Usually, I am delighted to join meetings via Zoom, but, on this occasion, I would much prefer to be in the Chamber, because this is such an important issue. I am pleased, proud and privileged to speak on the final item of business on the final day of the Assembly mandate, particularly given the item that it is: the preservation of documentation for those who went through the institutions.
Again, I thank Alan Chambers, who brought the private Member's Bill forward, and all those who have worked so hard on it, including everyone in the Department who worked with the Minister — as has been said — and, as has been highlighted, your office, Mr Speaker, and the Business Committee. The work that was done there to ensure that the Bill was brought to the House today has been phenomenal. I assure you that, from my point of view and perspective, we offer great thanks for that, because we know what it means to the victims and survivors.
I was messaged about an hour ago by some of the victims and survivors who asked what was happening with the Bill and how it was going. I told them that we were about to agree the Final Stage, that I had no reason to believe that it would not go through and that that would mean that the Bill would become legislation. They were delighted. For those people, we can feel proud that, as an Assembly, all Members across the House worked together to ensure that we got the best Bill possible. When we talk about legislation, we say that there is no such thing as perfect legislation and that it can always be better, but we certainly did our best to make this legislation the best that it could be. We have done good work to deliver that.
As other Members outlined, our thoughts are with all the women and girls, and their children who are now adults, who went through the institutions. Each and every one of them deserves to know everything about their life: about where they came from, who they are, what happened to them and why it happened. Therefore, all the information that is included and all the documents that will be preserved as a result of the Bill are vital elements to each and every one of those individuals.

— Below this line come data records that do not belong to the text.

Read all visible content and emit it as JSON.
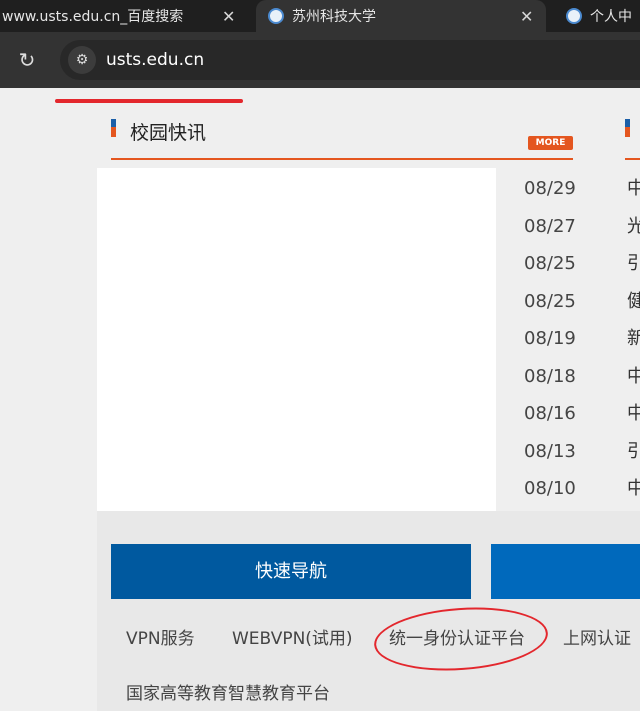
{
  "tabs": [
    {
      "title": "www.usts.edu.cn_百度搜索",
      "close": "✕"
    },
    {
      "title": "苏州科技大学",
      "close": "✕"
    },
    {
      "title": "个人中"
    }
  ],
  "toolbar": {
    "reload_icon": "↻",
    "site_info_icon": "⚙",
    "url": "usts.edu.cn"
  },
  "section": {
    "title": "校园快讯",
    "more": "MORE"
  },
  "news_dates": [
    "08/29",
    "08/27",
    "08/25",
    "08/25",
    "08/19",
    "08/18",
    "08/16",
    "08/13",
    "08/10"
  ],
  "news_chars": [
    "中",
    "光",
    "引",
    "健",
    "新",
    "中",
    "中",
    "引",
    "中"
  ],
  "quick_nav": {
    "label": "快速导航"
  },
  "links": [
    "VPN服务",
    "WEBVPN(试用)",
    "统一身份认证平台",
    "上网认证",
    "国家高等教育智慧教育平台"
  ],
  "colors": {
    "accent": "#e4561f",
    "nav_blue": "#00599f",
    "annotation_red": "#e3272d"
  }
}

As the Chair of the Committee for the Executive Office said, one of the difficult elements of this is those who died. That will be a very difficult thing for us to deal with going forward in the inquiry. We will hear details that nobody will want to have to deal with, but I am glad that we are dealing with it. I am glad that we are doing something, today, that may possibly restore some of the faith that, I am sure, has been lost many, many times by those who went through those institutions in the state. I hope that they now have faith that we will do the right thing going forward, that the inquiry will deliver for them and their families and that they will get the proper redress and recognition that they deserve for everything that they went through as children and everything that they continue to go through as adults. Today is about them. I think about all the victims and survivors to whom this piece of legislation means so much.
While it is only one small part of the jigsaw, it is an important part, and it shows, on our behalf, that we really want to do the right thing for every one of them.
I thank Alan Chambers for bringing the Bill to the House, and I thank all those who have supported it. I am delighted that this is the final thing that we will do in the Assembly mandate.
As the previous contributor said, a Cheann Comhairle, I wish you all the very best. Speaking not only as a party colleague but as somebody who has been in the Chamber over the past number of years, I think that you have done your job in a very fair manner, even if that meant telling me when I had said enough or had stepped out of line. That is what being a good Speaker is all about. We could not have asked for any better than you.